Yakhni Soup, Kashmiri Mutton Yakhni Soup

A delicious, tasty and lip-smacking soup with fall off the bones lamb meat. Smooth and succulent, this Kashmiri Yakhni Soup is a wonderful menu item to any party or festivity. Or simply relish this hot soup during the cold winters. 
Course Soup
Cuisine Indian
Prep Time 10 minutes
Cook Time 1 hour 15 minutes
Total Time 1 hour 25 minutes
Servings 4 people
Author Fareeha


  • 500 gms lamb meat with bones
  • 4 tbsp ghee (clarified butter)
  • 5 no. green cardamom
  • 5 no. cloves
  • 1 inch cinnamon stick
  • 1 bay leaf
  • 1/2 tsp turmeric powder
  • 2 teaspoon salt
  • 1 teaspoon red chilli powder
  • 4 teaspoon milk
  • 1 cup yogurt
  • 2 pinches saffron
  • bunch of coriander leaves / cilantro finely chopped


  • Thoroughly clean the mutton and set aside. Dissolve saffron with milk and set aside too.
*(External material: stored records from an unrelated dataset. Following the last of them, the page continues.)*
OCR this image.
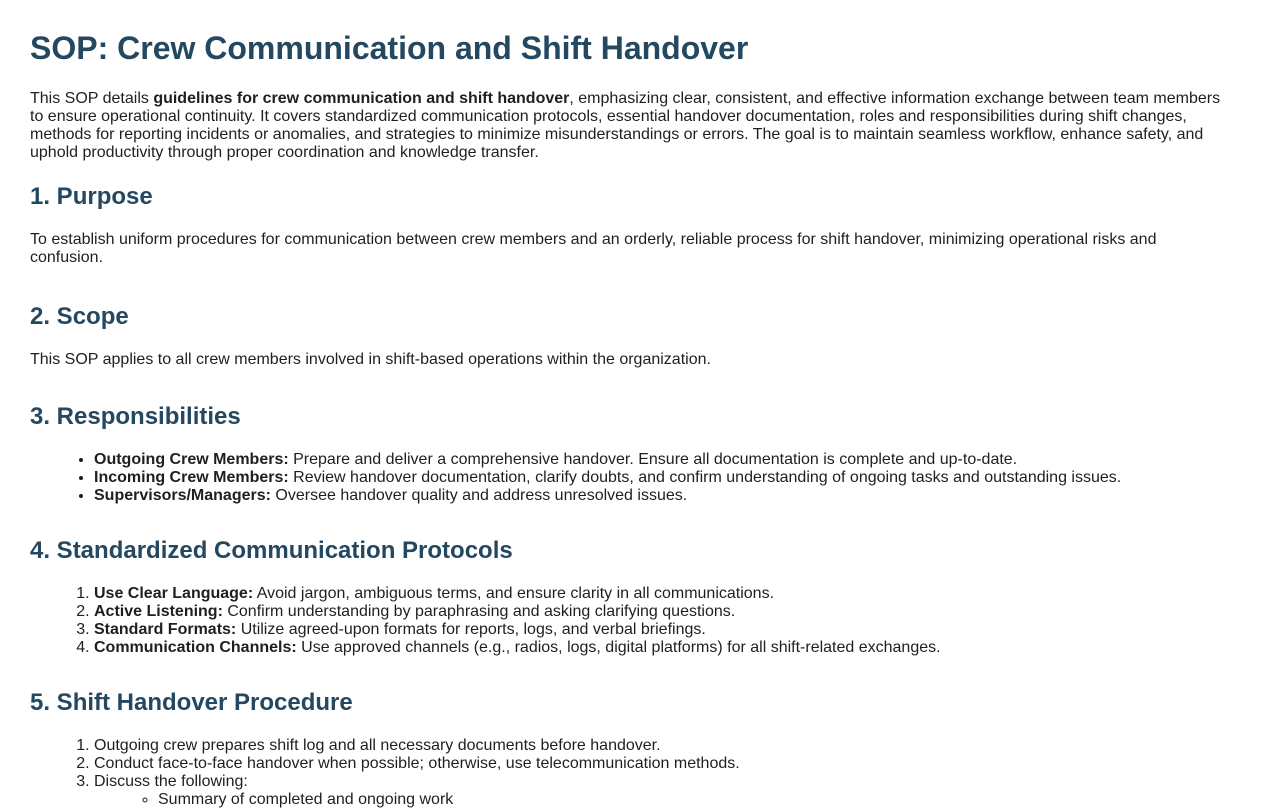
SOP: Crew Communication and Shift Handover

This SOP details guidelines for crew communication and shift handover, emphasizing clear, consistent, and effective information exchange between team members to ensure operational continuity. It covers standardized communication protocols, essential handover documentation, roles and responsibilities during shift changes, methods for reporting incidents or anomalies, and strategies to minimize misunderstandings or errors. The goal is to maintain seamless workflow, enhance safety, and uphold productivity through proper coordination and knowledge transfer.

1. Purpose

To establish uniform procedures for communication between crew members and an orderly, reliable process for shift handover, minimizing operational risks and confusion.

2. Scope

This SOP applies to all crew members involved in shift-based operations within the organization.

3. Responsibilities
• Outgoing Crew Members: Prepare and deliver a comprehensive handover. Ensure all documentation is complete and up-to-date.
• Incoming Crew Members: Review handover documentation, clarify doubts, and confirm understanding of ongoing tasks and outstanding issues.
• Supervisors/Managers: Oversee handover quality and address unresolved issues.
4. Standardized Communication Protocols
1. Use Clear Language: Avoid jargon, ambiguous terms, and ensure clarity in all communications.
2. Active Listening: Confirm understanding by paraphrasing and asking clarifying questions.
3. Standard Formats: Utilize agreed-upon formats for reports, logs, and verbal briefings.
4. Communication Channels: Use approved channels (e.g., radios, logs, digital platforms) for all shift-related exchanges.
5. Shift Handover Procedure
1. Outgoing crew prepares shift log and all necessary documents before handover.
2. Conduct face-to-face handover when possible; otherwise, use telecommunication methods.
3. Discuss the following:
◦ Summary of completed and ongoing work
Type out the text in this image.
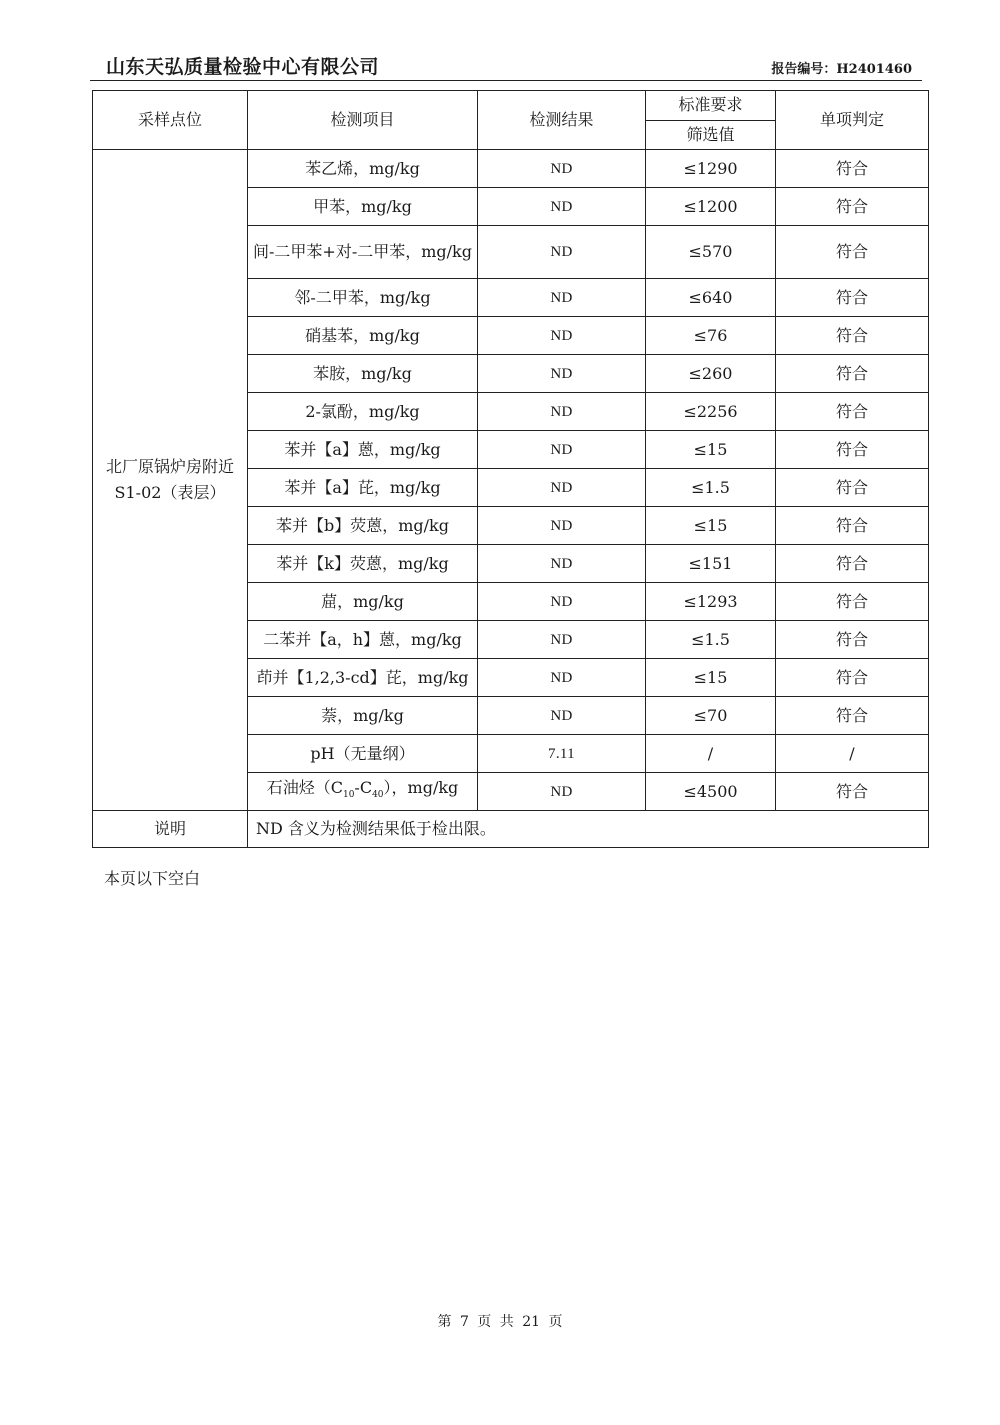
山东天弘质量检验中心有限公司	报告编号：H2401460
采样点位	检测项目	检测结果	标准要求	单项判定
			筛选值	
北厂原锅炉房附近S1-02（表层）	苯乙烯，mg/kg	ND	≤1290	符合
	甲苯，mg/kg	ND	≤1200	符合
	间-二甲苯+对-二甲苯，mg/kg	ND	≤570	符合
	邻-二甲苯，mg/kg	ND	≤640	符合
	硝基苯，mg/kg	ND	≤76	符合
	苯胺，mg/kg	ND	≤260	符合
	2-氯酚，mg/kg	ND	≤2256	符合
	苯并【a】蒽，mg/kg	ND	≤15	符合
	苯并【a】芘，mg/kg	ND	≤1.5	符合
	苯并【b】荧蒽，mg/kg	ND	≤15	符合
	苯并【k】荧蒽，mg/kg	ND	≤151	符合
	䓛，mg/kg	ND	≤1293	符合
	二苯并【a，h】蒽，mg/kg	ND	≤1.5	符合
	茚并【1,2,3-cd】芘，mg/kg	ND	≤15	符合
	萘，mg/kg	ND	≤70	符合
	pH（无量纲）	7.11	/	/
	石油烃$(C_{10}-C_{40})$，mg/kg	ND	≤4500	符合
说明	ND 含义为检测结果低于检出限。			
本页以下空白
第 7 页 共 21 页
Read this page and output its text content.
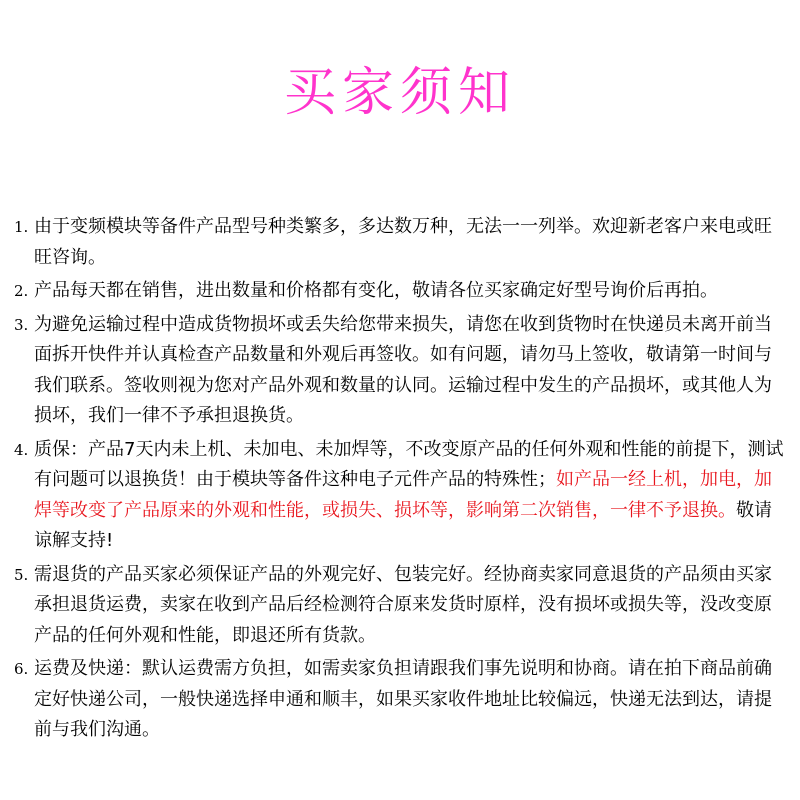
买家须知
1. 由于变频模块等备件产品型号种类繁多，多达数万种，无法一一列举。欢迎新老客户来电或旺旺咨询。
2. 产品每天都在销售，进出数量和价格都有变化，敬请各位买家确定好型号询价后再拍。
3. 为避免运输过程中造成货物损坏或丢失给您带来损失，请您在收到货物时在快递员未离开前当面拆开快件并认真检查产品数量和外观后再签收。如有问题，请勿马上签收，敬请第一时间与我们联系。签收则视为您对产品外观和数量的认同。运输过程中发生的产品损坏，或其他人为损坏，我们一律不予承担退换货。
4. 质保：产品7天内未上机、未加电、未加焊等，不改变原产品的任何外观和性能的前提下，测试有问题可以退换货！由于模块等备件这种电子元件产品的特殊性；如产品一经上机，加电，加焊等改变了产品原来的外观和性能，或损失、损坏等，影响第二次销售，一律不予退换。敬请谅解支持!
5. 需退货的产品买家必须保证产品的外观完好、包装完好。经协商卖家同意退货的产品须由买家承担退货运费，卖家在收到产品后经检测符合原来发货时原样，没有损坏或损失等，没改变原产品的任何外观和性能，即退还所有货款。
6. 运费及快递：默认运费需方负担，如需卖家负担请跟我们事先说明和协商。请在拍下商品前确定好快递公司，一般快递选择申通和顺丰，如果买家收件地址比较偏远，快递无法到达，请提前与我们沟通。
  • Heat ghee (clarified butter) in a large and deep bottomed pan. Add bay leaf, cinnamon, cardamom, cloves and cook on low heat till the spices begin to crackle. 
  • Now add mutton, turmeric powder, salt (as per your taste) and saute for 5-7 minutes on medium flame. Cook until all the water is dried up and the meat changes color.
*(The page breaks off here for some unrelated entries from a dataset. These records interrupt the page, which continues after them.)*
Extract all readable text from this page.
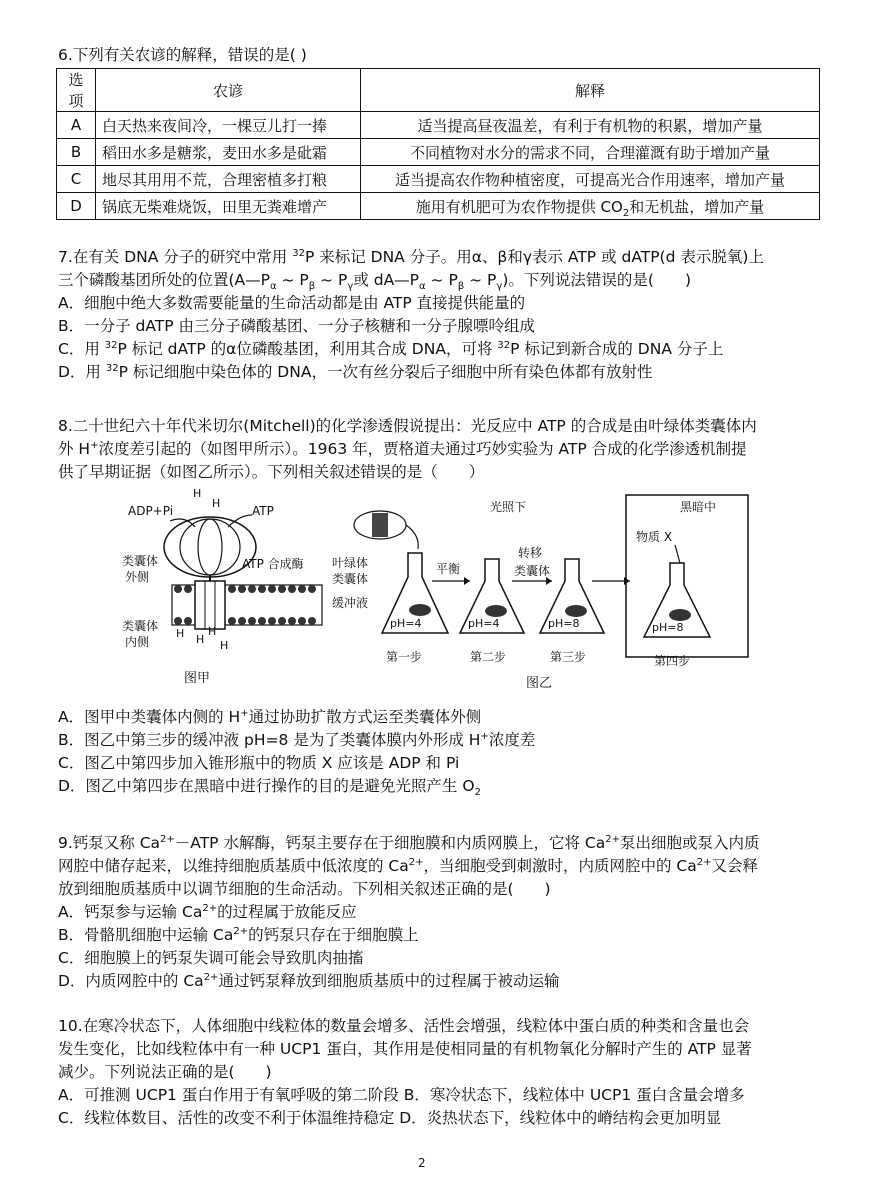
6.下列有关农谚的解释，错误的是( )

选项	农谚	解释
A	白天热来夜间冷，一棵豆儿打一捧	适当提高昼夜温差，有利于有机物的积累，增加产量
B	稻田水多是糖浆，麦田水多是砒霜	不同植物对水分的需求不同，合理灌溉有助于增加产量
C	地尽其用用不荒，合理密植多打粮	适当提高农作物种植密度，可提高光合作用速率，增加产量
D	锅底无柴难烧饭，田里无粪难增产	施用有机肥可为农作物提供 $CO_2$和无机盐，增加产量

7.在有关 DNA 分子的研究中常用 $^{32}$P 来标记 DNA 分子。用α、β和γ表示 ATP 或 dATP(d 表示脱氧)上

三个磷酸基团所处的位置($A—P_\alpha$ ~ $P_\beta$ ~ $P_\gamma$或 $dA—P_\alpha$ ~ $P_\beta$ ~ $P_\gamma$)。下列说法错误的是(　　)

A．细胞中绝大多数需要能量的生命活动都是由 ATP 直接提供能量的

B．一分子 dATP 由三分子磷酸基团、一分子核糖和一分子腺嘌呤组成

C．用 $^{32}$P 标记 dATP 的α位磷酸基团，利用其合成 DNA，可将 $^{32}$P 标记到新合成的 DNA 分子上

D．用 $^{32}$P 标记细胞中染色体的 DNA，一次有丝分裂后子细胞中所有染色体都有放射性

8.二十世纪六十年代米切尔(Mitchell)的化学渗透假说提出：光反应中 ATP 的合成是由叶绿体类囊体内

外 H+浓度差引起的（如图甲所示）。1963 年，贾格道夫通过巧妙实验为 ATP 合成的化学渗透机制提

供了早期证据（如图乙所示）。下列相关叙述错误的是（　　）

ADP+Pi	ATP
H
H
类囊体
外侧
ATP 合成酶
类囊体
内侧
H H
H
H
图甲
光照下	黑暗中
叶绿体
类囊体
缓冲液
pH=4	pH=4	pH=8	pH=8
平衡
转移
类囊体
物质 X
第一步	第二步	第三步	第四步
图乙

A．图甲中类囊体内侧的 H+通过协助扩散方式运至类囊体外侧

B．图乙中第三步的缓冲液 pH=8 是为了类囊体膜内外形成 H+浓度差

C．图乙中第四步加入锥形瓶中的物质 X 应该是 ADP 和 Pi

D．图乙中第四步在黑暗中进行操作的目的是避免光照产生 $O_2$

9.钙泵又称 $Ca^{2+}-ATP$ 水解酶，钙泵主要存在于细胞膜和内质网膜上，它将 $Ca^{2+}$泵出细胞或泵入内质

网腔中储存起来，以维持细胞质基质中低浓度的 $Ca^{2+}$，当细胞受到刺激时，内质网腔中的 $Ca^{2+}$又会释

放到细胞质基质中以调节细胞的生命活动。下列相关叙述正确的是(　　)

A．钙泵参与运输 $Ca^{2+}$的过程属于放能反应

B．骨骼肌细胞中运输 $Ca^{2+}$的钙泵只存在于细胞膜上

C．细胞膜上的钙泵失调可能会导致肌肉抽搐

D．内质网腔中的 $Ca^{2+}$通过钙泵释放到细胞质基质中的过程属于被动运输

10.在寒冷状态下，人体细胞中线粒体的数量会增多、活性会增强，线粒体中蛋白质的种类和含量也会

发生变化，比如线粒体中有一种 UCP1 蛋白，其作用是使相同量的有机物氧化分解时产生的 ATP 显著

减少。下列说法正确的是(　　)

A．可推测 UCP1 蛋白作用于有氧呼吸的第二阶段 B．寒冷状态下，线粒体中 UCP1 蛋白含量会增多

C．线粒体数目、活性的改变不利于体温维持稳定 D．炎热状态下，线粒体中的嵴结构会更加明显

2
  • Add 10 glasses of water.  Now reduce the heat and cook covered on low heat till the mutton softens and is fully cooked. The water would have reduced to half by now. Add in more water if necessary.
  • Whip the yogurt and gently add it to the broth. Cook on low flame while stirring continuously to avoid curdling. 
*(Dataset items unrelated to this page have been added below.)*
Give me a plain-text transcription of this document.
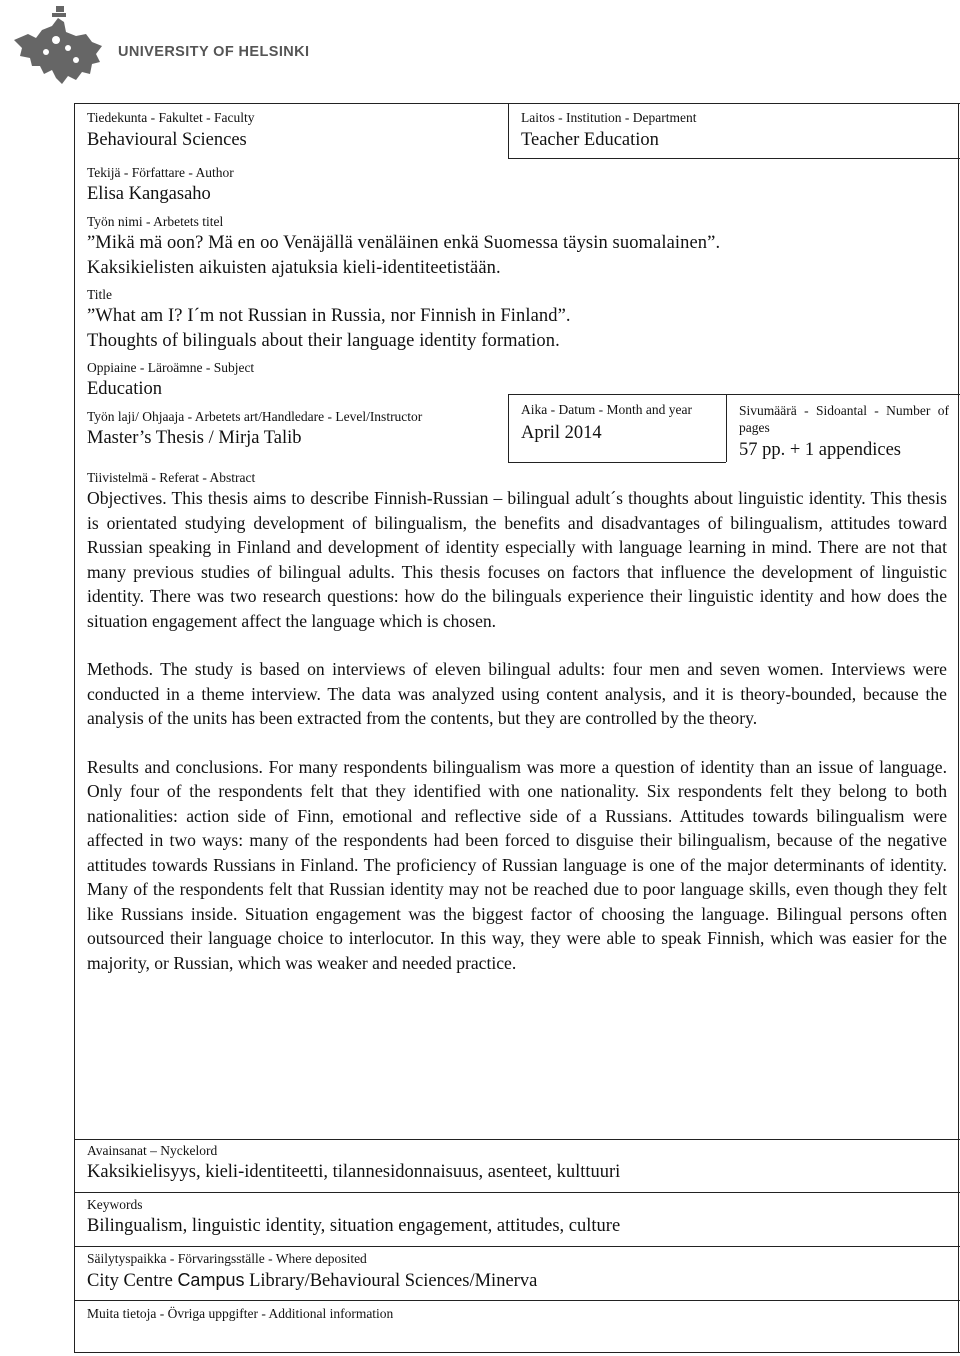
UNIVERSITY OF HELSINKI
Tiedekunta - Fakultet - Faculty
Behavioural Sciences
Laitos - Institution - Department
Teacher Education
Tekijä - Författare - Author
Elisa Kangasaho
Työn nimi - Arbetets titel
”Mikä mä oon? Mä en oo Venäjällä venäläinen enkä Suomessa täysin suomalainen”.
Kaksikielisten aikuisten ajatuksia kieli-identiteetistään.
Title
”What am I? I´m not Russian in Russia, nor Finnish in Finland”.
Thoughts of bilinguals about their language identity formation.
Oppiaine - Läroämne - Subject
Education
Työn laji/ Ohjaaja - Arbetets art/Handledare - Level/Instructor
Master’s Thesis / Mirja Talib
Aika - Datum - Month and year
April 2014
Sivumäärä - Sidoantal - Number of pages
57 pp. + 1 appendices
Tiivistelmä - Referat - Abstract

Objectives. This thesis aims to describe Finnish-Russian – bilingual adult´s thoughts about linguistic identity. This thesis is orientated studying development of bilingualism, the benefits and disadvantages of bilingualism, attitudes toward Russian speaking in Finland and development of identity especially with language learning in mind. There are not that many previous studies of bilingual adults. This thesis focuses on factors that influence the development of linguistic identity. There was two research questions: how do the bilinguals experience their linguistic identity and how does the situation engagement affect the language which is chosen.

Methods. The study is based on interviews of eleven bilingual adults: four men and seven women. Interviews were conducted in a theme interview. The data was analyzed using content analysis, and it is theory-bounded, because the analysis of the units has been extracted from the contents, but they are controlled by the theory.

Results and conclusions. For many respondents bilingualism was more a question of identity than an issue of language. Only four of the respondents felt that they identified with one nationality. Six respondents felt they belong to both nationalities: action side of Finn, emotional and reflective side of a Russians. Attitudes towards bilingualism were affected in two ways: many of the respondents had been forced to disguise their bilingualism, because of the negative attitudes towards Russians in Finland. The proficiency of Russian language is one of the major determinants of identity. Many of the respondents felt that Russian identity may not be reached due to poor language skills, even though they felt like Russians inside. Situation engagement was the biggest factor of choosing the language. Bilingual persons often outsourced their language choice to interlocutor. In this way, they were able to speak Finnish, which was easier for the majority, or Russian, which was weaker and needed practice.

Avainsanat – Nyckelord
Kaksikielisyys, kieli-identiteetti, tilannesidonnaisuus, asenteet, kulttuuri
Keywords
Bilingualism, linguistic identity, situation engagement, attitudes, culture
Säilytyspaikka - Förvaringsställe - Where deposited
City Centre Campus Library/Behavioural Sciences/Minerva
Muita tietoja - Övriga uppgifter - Additional information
  • Add red chili powder and cook till the ghee starts separating on top. 
  • Now add saffron milk and coriander leaves to the Yakhni soup and cook on low flame for a further couple of minutes. Remove from heat and rest for 5 more minutes before serving hot.


You can omit Turmeric powder if you want the real color and flavor of Kashmir. I, generally, prefer to add it to all my non-vegetarian dishes. 
Add more yogurt and less water if you want to serve with pulao or roti for making it thicker.
Cooking time will depend upon the quality of your meat. If it is tender, then the cooking time will be less. If not, it will take a longer time for the meat to cook.